On September 15th each year, National Neonatal Nurses Day recognizes those who care for the most fragile patients as they take their first breaths.
The newborns they care for need round-the-clock attention, so nurses within this specialty are accustomed to working long shifts caring for anywhere from one to four infants at a time. Neonatal nurses, along with other nurses working in hospitals, work shifts at night, on weekends and during holidays too.
A neonatal nurse specialist works with newborn infants who are delicate at birth due to a variety of reasons. They may have been born premature or born with birth defects, infection, surgical issues, or heart problems. Neonatal nurses also provide care for healthy newborn infants immediately following their birth.
The demand for neonatal nurses continues to rise. Their expertise and training meet the needs of the youngest, most fragile, and critical patients in any hospital. Many require 24-hour care and attention. While most neonatal newborns spend a month or two in the hospital, some require longer care. The neonatal nurse provides their care for the duration of the stay. Some neonatal nurses provide care beyond the neonatal period.
The day celebrates its dedication and commitment to the profession. It also is a way to encourage others interested in the field to take a closer look. With the growing demand for qualified neonatal nurses, the more students stepping up to the challenge of this satisfying career, the better.
Thank a neonatal nurse you know by sending them a card. Let them know how much you appreciate the work they do. Hospitals and other professionals will take the time to celebrate their neonatal nurses and encourage them every day. If you’re a neonatal nurse, plan to attend a job fair to share your experiences with others considering the profession. Use #NeonatalNursesDay to share on social media.
The National Association of Neonatal Nurses established National Neonatal Nurses Day in 2000 to showcase the work these specialists do every day.
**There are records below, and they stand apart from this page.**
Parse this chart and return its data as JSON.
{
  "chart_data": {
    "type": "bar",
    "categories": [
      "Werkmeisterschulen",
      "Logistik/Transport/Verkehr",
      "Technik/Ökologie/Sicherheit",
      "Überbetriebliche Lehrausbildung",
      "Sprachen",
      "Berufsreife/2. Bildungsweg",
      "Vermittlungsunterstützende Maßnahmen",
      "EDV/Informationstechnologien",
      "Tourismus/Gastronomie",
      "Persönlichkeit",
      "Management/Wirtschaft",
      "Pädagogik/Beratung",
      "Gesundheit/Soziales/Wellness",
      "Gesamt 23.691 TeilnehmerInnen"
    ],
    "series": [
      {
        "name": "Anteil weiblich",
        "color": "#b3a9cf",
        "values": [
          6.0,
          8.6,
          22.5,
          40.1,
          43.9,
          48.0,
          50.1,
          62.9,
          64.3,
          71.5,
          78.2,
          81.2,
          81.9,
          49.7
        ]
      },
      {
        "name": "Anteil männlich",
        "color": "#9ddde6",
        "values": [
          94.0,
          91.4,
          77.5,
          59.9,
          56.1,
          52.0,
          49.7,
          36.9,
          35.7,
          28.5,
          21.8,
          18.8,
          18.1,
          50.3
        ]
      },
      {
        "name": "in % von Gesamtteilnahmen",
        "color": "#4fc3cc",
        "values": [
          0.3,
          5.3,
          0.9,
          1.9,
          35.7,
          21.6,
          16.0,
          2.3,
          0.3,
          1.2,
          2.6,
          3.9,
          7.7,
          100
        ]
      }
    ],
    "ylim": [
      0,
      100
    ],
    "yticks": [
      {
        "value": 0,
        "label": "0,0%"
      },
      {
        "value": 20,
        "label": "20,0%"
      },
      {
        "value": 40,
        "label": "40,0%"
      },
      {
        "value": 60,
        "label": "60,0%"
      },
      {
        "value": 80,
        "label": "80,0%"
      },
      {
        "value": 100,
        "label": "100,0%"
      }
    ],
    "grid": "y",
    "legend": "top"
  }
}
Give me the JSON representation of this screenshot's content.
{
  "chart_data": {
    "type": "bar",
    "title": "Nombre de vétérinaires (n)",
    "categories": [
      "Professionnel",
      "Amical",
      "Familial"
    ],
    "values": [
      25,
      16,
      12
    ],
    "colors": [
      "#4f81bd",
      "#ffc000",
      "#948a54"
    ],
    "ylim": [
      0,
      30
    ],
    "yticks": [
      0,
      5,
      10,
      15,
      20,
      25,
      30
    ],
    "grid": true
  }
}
The day honors neonatal nurses across the Nation for the care and protection they give to save the precious lives of babies.
Although the neonatal period is the first month after birth, these nurses often care for children up to age 2 who have long-term medical issues. According to the National Association of Neonatal Nurses (NANN), about 40,000 infants with low birth weights are born each year.
Neonatal nursing is a subspecialty of nursing that works with newborn infants born with a variety of problems ranging from prematurity, birth defects, infection, cardiac malformations, and surgical problems. … Most neonatal nurses care for infants from the time of birth until they are discharged from the hospital.